By way of reminder…
Imagine your future for a moment. Think about what you will be like at 90 years old, for some of you this is a stretch. For my friend, Peteboy, 90 is closer than 30. Yikes.
Regardless of how close or how far, none of us is very good at accurately imagining our future. When I asked the team of 6 yesterday what they most regret as they look back at their life, all but one spoke of their regret in terms of something they had done. When I changed the question to what will they think they would most regret at 90, they all spoke about something they had failed to do, like not spending enough time with one of their kids, their spouse, or not ever really understanding who they are.
When we think of the present we regret acts of commission and when we forecast we almost always think we’ll regret acts of ommission.
This really doesn’t make sense, does it. Here’s the problem, our brain doesn’t keep very good track of our ommissions so as we ask it to remember what we’ve deeply regretted to date, it seeks and doesn’t find anything we failed to do but an abundance of shit we stepped in when we did. This explains why so many of us have an abundance of FEAR when it comes to doing and not so much when it comes to NOT. We cannot forecast how we’ll feel if we hold onto our conflict with another teammate for years, but we are certain it won’t stink as much as stepping into it now. So we wait. And, we don’t even seem to regret it.
Until we imagine ourselves at 90. Funny, huh.

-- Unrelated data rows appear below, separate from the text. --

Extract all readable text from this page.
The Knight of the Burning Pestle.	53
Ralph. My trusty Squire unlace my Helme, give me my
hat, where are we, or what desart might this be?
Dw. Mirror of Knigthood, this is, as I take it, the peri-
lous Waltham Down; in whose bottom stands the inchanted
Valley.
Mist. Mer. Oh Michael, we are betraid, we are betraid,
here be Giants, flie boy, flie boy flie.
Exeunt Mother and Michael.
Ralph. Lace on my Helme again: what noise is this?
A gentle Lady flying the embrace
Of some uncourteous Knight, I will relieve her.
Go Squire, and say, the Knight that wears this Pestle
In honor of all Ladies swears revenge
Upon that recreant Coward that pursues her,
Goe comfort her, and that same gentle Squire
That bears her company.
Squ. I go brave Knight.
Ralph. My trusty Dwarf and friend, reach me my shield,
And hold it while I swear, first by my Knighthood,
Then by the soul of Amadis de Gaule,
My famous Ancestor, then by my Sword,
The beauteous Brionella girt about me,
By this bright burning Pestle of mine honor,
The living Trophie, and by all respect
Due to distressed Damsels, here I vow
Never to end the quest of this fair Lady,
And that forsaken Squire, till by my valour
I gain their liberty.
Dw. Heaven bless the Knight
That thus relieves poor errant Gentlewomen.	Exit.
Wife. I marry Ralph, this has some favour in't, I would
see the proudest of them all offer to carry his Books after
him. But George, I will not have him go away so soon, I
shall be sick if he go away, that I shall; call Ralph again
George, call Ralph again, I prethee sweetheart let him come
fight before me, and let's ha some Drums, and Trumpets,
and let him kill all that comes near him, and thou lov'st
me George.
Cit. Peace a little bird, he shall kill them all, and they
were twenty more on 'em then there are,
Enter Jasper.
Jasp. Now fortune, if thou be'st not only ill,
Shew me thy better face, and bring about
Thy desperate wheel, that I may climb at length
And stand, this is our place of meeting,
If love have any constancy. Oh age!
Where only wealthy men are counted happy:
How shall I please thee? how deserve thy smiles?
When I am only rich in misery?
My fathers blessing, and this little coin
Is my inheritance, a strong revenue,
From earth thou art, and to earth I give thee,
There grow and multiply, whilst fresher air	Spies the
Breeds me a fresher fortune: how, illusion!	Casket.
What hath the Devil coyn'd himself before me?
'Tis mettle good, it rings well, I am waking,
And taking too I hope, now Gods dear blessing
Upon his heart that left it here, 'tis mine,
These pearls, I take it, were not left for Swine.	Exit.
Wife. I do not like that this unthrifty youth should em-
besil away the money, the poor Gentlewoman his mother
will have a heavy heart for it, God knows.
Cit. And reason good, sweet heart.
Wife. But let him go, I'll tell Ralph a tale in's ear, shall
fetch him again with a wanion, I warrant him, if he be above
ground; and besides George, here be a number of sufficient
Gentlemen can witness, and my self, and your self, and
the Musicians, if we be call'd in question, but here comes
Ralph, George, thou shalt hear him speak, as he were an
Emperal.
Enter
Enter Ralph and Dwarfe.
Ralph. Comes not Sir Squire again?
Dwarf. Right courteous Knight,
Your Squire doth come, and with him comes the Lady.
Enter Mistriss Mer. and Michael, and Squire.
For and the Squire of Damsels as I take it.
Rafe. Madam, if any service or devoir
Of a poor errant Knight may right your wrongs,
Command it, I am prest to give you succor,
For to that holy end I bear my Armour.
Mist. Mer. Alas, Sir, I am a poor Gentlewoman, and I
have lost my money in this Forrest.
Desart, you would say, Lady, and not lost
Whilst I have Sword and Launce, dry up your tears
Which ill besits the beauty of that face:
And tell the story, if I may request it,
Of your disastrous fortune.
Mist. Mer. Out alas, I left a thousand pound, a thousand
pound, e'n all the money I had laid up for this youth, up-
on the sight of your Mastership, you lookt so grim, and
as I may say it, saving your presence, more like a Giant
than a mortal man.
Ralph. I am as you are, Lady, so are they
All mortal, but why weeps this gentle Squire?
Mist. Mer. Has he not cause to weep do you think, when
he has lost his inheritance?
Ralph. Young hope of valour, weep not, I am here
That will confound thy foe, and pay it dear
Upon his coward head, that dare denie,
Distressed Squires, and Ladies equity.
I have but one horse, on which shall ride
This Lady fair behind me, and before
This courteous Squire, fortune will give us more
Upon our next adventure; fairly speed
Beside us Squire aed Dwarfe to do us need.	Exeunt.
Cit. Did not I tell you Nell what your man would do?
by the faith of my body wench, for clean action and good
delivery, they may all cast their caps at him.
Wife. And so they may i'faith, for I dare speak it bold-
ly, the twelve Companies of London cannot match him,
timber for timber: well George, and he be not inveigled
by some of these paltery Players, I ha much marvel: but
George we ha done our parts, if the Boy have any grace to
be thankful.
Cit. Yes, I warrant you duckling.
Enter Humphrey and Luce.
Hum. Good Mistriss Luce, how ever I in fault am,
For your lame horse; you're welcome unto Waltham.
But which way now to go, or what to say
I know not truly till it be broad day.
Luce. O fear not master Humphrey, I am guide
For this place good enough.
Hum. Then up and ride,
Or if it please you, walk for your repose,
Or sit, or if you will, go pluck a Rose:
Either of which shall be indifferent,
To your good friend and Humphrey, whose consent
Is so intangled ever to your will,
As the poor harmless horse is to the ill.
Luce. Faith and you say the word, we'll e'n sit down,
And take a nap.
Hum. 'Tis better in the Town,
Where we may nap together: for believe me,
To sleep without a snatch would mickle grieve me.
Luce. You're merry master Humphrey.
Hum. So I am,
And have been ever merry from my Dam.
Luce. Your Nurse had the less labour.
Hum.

Today, realize you tend toward inaction out of fear. ACT.
Today, come to grips that you aren’t good at forecasting pain either. However much pain you think your action will produce you are overestimating it. Embrace acute pain. It will be over before you know it.
Today, choose commitment over freedom. When you tell yourself you don’t have an out, its amazing what you can get done. Remember how much shit you get done the day before you leave for holiday.
You and I are happiest when we choose PA, acute pain, and commitment. Doesn’t make sense at first blush, but it does…

Love is a verb. Real love drives out all fear.